El oro ha mostrado un desempeño notable en el inicio de 2024, alcanzando cifras históricas que han reavivado el interés de inversores y ahorrantes. Las condiciones de incertidumbre económica y la inestabilidad geopolítica global han llevado a que el precio del oro supere constantemente los US$2.800 por onza. De hecho, proyecciones recientes sugieren que este metal precioso podría sobrepasar los USD 3.300 en un futuro cercano. La búsqueda de refugios seguros para el capital durante tiempos de volatilidad ha sido uno de los motores principales de esta tendencia, convirtiendo al oro en un activo preferido por aquellos que desean proteger su patrimonio.
La creciente incertidumbre, unida a la política monetaria restrictiva de la Reserva Federal de Estados Unidos, ha desviado el capital hacia activos más seguros como el oro. Según Emanoelle Santos, analista de mercados de XTB Latam, este fenómeno de migración de capital es crucial en el contexto actual. Los inversores buscan reducir riesgos y resguardar su capital, siendo el oro una opción primordial. Adicionalmente, el interés de bancos centrales de países emergentes por diversificar sus reservas, alejándose del dólar estadounidense, ha contribuido al aumento en la demanda de oro.
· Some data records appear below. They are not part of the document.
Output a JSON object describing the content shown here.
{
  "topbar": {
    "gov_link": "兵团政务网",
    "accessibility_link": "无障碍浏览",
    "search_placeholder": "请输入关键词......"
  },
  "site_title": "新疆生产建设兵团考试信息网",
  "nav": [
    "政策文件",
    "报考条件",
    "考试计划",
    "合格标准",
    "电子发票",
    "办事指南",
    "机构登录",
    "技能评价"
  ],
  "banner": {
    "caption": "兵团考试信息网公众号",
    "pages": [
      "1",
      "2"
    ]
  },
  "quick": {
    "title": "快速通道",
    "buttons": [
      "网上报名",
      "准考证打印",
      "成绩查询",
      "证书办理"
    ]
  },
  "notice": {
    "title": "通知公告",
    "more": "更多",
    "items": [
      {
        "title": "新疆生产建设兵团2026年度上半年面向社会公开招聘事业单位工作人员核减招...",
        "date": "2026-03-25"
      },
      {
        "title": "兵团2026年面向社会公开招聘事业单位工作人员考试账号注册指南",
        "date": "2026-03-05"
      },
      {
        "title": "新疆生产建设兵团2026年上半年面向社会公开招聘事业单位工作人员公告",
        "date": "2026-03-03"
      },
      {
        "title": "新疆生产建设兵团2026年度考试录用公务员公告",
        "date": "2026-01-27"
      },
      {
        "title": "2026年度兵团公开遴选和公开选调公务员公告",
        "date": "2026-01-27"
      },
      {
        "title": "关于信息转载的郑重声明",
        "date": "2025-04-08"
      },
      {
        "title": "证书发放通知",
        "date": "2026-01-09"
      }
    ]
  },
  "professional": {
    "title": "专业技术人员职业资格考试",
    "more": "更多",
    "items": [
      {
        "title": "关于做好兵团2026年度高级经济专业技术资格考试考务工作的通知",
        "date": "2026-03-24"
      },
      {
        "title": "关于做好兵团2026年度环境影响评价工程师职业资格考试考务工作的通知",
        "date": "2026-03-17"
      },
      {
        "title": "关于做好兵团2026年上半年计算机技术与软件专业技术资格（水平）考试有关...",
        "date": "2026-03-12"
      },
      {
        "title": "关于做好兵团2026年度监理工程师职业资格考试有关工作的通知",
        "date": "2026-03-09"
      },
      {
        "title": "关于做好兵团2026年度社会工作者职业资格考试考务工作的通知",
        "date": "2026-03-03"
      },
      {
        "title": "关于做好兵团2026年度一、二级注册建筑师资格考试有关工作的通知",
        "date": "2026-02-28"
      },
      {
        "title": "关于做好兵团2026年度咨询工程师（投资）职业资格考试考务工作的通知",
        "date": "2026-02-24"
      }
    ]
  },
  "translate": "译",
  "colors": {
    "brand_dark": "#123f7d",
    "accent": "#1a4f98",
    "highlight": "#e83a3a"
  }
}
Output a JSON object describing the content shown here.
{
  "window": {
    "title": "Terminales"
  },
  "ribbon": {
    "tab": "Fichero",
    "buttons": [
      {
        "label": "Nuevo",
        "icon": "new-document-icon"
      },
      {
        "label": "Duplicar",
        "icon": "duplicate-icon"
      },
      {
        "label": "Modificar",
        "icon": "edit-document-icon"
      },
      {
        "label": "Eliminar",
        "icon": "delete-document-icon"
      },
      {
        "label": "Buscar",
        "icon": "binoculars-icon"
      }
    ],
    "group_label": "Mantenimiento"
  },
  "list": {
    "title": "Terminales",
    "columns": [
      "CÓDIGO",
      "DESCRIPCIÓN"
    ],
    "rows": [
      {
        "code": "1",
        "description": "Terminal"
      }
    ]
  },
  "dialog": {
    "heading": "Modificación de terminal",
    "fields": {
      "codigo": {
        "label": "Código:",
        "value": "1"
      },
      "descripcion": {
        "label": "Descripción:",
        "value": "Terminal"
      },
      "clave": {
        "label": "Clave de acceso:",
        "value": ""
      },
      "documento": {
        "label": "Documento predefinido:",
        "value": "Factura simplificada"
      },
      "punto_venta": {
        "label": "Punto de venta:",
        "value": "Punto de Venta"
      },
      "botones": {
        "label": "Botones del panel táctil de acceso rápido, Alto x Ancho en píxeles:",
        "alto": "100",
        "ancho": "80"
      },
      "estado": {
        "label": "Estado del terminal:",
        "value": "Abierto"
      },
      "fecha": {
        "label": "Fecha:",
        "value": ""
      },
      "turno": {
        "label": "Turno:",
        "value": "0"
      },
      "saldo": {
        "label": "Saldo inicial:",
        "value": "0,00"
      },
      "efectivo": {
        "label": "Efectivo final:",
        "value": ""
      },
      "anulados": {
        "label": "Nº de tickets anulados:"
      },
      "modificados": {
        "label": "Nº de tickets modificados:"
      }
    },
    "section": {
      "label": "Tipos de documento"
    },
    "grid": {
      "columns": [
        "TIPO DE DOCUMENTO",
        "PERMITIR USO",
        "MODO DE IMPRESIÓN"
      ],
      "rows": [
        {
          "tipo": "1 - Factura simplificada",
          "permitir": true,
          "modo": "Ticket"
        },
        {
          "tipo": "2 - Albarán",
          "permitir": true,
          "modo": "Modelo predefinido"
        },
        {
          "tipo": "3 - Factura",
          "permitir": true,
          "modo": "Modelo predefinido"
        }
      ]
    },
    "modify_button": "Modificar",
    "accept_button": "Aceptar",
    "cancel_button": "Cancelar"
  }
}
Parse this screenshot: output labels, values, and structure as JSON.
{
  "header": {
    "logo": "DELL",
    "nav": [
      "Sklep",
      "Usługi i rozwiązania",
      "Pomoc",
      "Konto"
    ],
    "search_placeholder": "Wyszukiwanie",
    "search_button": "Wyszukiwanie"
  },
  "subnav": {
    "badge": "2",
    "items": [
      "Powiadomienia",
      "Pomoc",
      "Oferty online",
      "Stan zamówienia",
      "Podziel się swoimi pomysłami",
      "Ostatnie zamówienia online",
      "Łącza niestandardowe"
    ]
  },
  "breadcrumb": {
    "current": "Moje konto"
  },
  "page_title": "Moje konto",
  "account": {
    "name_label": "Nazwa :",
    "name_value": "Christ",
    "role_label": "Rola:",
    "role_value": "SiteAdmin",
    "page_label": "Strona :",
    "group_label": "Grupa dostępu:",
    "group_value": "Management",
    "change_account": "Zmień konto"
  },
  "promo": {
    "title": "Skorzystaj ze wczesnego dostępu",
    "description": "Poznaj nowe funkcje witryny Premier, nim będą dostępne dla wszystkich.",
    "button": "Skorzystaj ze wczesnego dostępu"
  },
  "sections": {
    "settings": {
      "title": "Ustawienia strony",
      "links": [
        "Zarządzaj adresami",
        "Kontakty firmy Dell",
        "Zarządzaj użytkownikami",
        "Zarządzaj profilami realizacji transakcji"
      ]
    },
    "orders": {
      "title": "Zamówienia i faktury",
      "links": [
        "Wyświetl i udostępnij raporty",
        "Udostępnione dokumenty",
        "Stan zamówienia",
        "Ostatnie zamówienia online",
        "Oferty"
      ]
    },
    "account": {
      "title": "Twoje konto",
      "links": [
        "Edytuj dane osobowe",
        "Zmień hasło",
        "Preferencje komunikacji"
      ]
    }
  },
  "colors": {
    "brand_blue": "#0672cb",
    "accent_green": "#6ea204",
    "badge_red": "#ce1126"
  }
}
Entre las razones detrás del notable aumento en el precio del oro se encuentran las tensiones geopolíticas en regiones como Europa del Este y Medio Oriente. Estas tensiones generan un ambiente de preocupación que hace que los inversionistas busquen refugiar su capital en activos de bajo riesgo. Asimismo, se anticipan recortes en las tasas de interés por parte de la Reserva Federal, lo que disminuye la rentabilidad de otras inversiones como los depósitos a plazo. La debilidad del dólar también ha fomentado que economías emergentes opten por el oro como un medio de refugio, lo que ha llevado a un aumento significativo en las importaciones de este metal hacia Estados Unidos.
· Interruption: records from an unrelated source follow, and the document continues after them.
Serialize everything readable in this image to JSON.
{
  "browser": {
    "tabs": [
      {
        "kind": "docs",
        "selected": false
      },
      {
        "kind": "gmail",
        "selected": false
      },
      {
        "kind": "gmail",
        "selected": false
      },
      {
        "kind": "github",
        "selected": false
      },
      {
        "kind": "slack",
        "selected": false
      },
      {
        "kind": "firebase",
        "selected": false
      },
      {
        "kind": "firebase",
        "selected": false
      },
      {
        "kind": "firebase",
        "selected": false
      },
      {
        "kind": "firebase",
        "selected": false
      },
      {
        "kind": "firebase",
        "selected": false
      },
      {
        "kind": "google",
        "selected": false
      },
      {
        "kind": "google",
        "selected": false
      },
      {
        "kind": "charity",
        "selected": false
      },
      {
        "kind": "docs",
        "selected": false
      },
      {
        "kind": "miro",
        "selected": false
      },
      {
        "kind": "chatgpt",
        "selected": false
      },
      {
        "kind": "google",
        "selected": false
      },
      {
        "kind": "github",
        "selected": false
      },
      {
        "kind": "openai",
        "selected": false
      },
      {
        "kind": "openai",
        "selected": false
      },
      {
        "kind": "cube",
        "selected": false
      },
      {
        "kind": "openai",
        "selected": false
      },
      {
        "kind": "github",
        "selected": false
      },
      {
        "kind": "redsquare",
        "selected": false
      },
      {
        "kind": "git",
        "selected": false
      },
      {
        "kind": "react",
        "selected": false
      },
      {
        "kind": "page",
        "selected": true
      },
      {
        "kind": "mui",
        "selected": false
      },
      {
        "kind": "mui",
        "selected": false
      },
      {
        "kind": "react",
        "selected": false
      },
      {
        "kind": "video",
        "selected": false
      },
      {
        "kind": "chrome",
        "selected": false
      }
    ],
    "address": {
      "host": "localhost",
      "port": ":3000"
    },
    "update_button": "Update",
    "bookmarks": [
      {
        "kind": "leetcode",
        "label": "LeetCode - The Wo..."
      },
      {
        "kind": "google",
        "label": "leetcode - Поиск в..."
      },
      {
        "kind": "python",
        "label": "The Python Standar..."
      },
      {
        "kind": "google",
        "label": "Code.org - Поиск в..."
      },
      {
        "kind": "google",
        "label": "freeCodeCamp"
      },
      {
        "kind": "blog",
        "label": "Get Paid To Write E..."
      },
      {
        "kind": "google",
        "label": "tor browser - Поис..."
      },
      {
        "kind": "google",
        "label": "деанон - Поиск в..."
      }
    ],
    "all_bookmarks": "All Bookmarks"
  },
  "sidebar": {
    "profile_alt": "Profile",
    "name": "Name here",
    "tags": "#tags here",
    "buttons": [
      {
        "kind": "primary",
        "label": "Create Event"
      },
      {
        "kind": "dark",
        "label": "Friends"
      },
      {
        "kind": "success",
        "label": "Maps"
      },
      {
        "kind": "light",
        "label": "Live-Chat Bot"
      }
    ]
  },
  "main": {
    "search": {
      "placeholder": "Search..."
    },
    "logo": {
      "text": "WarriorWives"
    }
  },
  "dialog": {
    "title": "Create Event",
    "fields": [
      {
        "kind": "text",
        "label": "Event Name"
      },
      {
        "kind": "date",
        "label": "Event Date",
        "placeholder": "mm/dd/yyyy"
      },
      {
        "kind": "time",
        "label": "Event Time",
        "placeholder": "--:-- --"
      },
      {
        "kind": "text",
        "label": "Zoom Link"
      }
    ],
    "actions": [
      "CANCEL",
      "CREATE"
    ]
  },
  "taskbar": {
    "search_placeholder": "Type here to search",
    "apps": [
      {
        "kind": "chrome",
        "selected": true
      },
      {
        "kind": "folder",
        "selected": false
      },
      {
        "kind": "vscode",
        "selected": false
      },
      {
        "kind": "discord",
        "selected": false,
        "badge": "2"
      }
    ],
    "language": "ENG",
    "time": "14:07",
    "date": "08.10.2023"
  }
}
No obstante, aunque el oro es conocido como un refugio seguro, no está exento de riesgos. A diferencia de otras inversiones, el oro no produce ingresos pasivos y su inclusión en una cartera debe ser estratégica y a largo plazo. Alejandro Brücher, cofundador de Holdo, recomienda que de un 5% a un 15% del portafolio de un inversionista sea en oro, dependiendo de su perfil de riesgo. La creciente digitalización ha facilitado el acceso al oro a través de ETFs y otras alternativas de inversión, permitiendo a más personas diversificar sus portafolios sin los inconvenientes del almacenamiento físico.
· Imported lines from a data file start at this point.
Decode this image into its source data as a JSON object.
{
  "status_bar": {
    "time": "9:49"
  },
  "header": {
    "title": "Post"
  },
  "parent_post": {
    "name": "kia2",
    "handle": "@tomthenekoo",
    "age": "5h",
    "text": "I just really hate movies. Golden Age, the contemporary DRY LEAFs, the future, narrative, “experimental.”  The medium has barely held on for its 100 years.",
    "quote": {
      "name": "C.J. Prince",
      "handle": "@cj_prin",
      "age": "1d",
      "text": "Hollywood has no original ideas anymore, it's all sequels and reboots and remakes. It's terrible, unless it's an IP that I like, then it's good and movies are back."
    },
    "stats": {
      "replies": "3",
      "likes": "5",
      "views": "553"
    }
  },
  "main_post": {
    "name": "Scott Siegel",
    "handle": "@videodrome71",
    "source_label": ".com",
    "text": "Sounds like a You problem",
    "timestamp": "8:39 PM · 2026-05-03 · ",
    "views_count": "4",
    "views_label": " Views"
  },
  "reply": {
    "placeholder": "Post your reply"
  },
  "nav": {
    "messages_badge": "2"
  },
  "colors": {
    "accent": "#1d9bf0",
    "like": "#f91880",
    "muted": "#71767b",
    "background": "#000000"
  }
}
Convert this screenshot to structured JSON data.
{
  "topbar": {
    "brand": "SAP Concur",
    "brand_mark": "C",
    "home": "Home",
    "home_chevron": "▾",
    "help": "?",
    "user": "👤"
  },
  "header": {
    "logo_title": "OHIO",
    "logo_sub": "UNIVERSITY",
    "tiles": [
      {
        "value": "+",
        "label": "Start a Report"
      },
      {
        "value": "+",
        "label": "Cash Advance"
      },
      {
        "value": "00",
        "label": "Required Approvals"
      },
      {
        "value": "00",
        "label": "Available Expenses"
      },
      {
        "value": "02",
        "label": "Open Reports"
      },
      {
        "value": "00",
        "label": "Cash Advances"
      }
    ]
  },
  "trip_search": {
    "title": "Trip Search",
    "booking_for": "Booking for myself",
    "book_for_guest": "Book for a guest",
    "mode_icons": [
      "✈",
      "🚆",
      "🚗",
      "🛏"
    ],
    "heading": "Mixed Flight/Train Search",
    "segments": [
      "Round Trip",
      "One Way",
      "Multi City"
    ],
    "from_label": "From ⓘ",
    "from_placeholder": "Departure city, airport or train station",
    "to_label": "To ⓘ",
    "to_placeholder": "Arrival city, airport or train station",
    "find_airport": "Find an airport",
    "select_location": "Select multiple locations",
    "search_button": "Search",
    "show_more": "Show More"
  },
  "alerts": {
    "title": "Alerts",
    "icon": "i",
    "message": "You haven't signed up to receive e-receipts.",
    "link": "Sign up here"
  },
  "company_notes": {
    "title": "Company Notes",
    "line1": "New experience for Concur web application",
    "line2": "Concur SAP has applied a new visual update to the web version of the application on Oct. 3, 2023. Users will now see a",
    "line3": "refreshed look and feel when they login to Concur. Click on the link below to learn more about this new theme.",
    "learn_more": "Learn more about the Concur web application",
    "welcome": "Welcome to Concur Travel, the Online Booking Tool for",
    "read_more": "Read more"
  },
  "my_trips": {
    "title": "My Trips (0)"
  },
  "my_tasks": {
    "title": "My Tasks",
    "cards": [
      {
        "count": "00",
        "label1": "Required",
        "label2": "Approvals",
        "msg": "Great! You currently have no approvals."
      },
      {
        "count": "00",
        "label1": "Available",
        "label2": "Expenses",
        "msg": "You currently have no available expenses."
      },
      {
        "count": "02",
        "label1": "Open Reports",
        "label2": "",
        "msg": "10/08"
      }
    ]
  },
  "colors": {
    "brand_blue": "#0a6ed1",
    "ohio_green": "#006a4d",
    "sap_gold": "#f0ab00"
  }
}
Para quienes desean sumar el oro a su estrategia de inversión, los expertos advierten sobre la importancia de investigar opciones confiables y evitar promesas engañosas de rentabilidad garantizada. Santos subraya que, a pesar de su reconocimiento como activo refugio, el oro puede ser volátil y responder a cambios en las tasas de interés y el valor del dólar. Por lo tanto, se aconseja a los inversores que consideren el oro no solo como una inversión segura, sino también como parte de una estrategia diversificada que contemple otros activos para equilibrar riesgos y maximizar el potencial de retorno.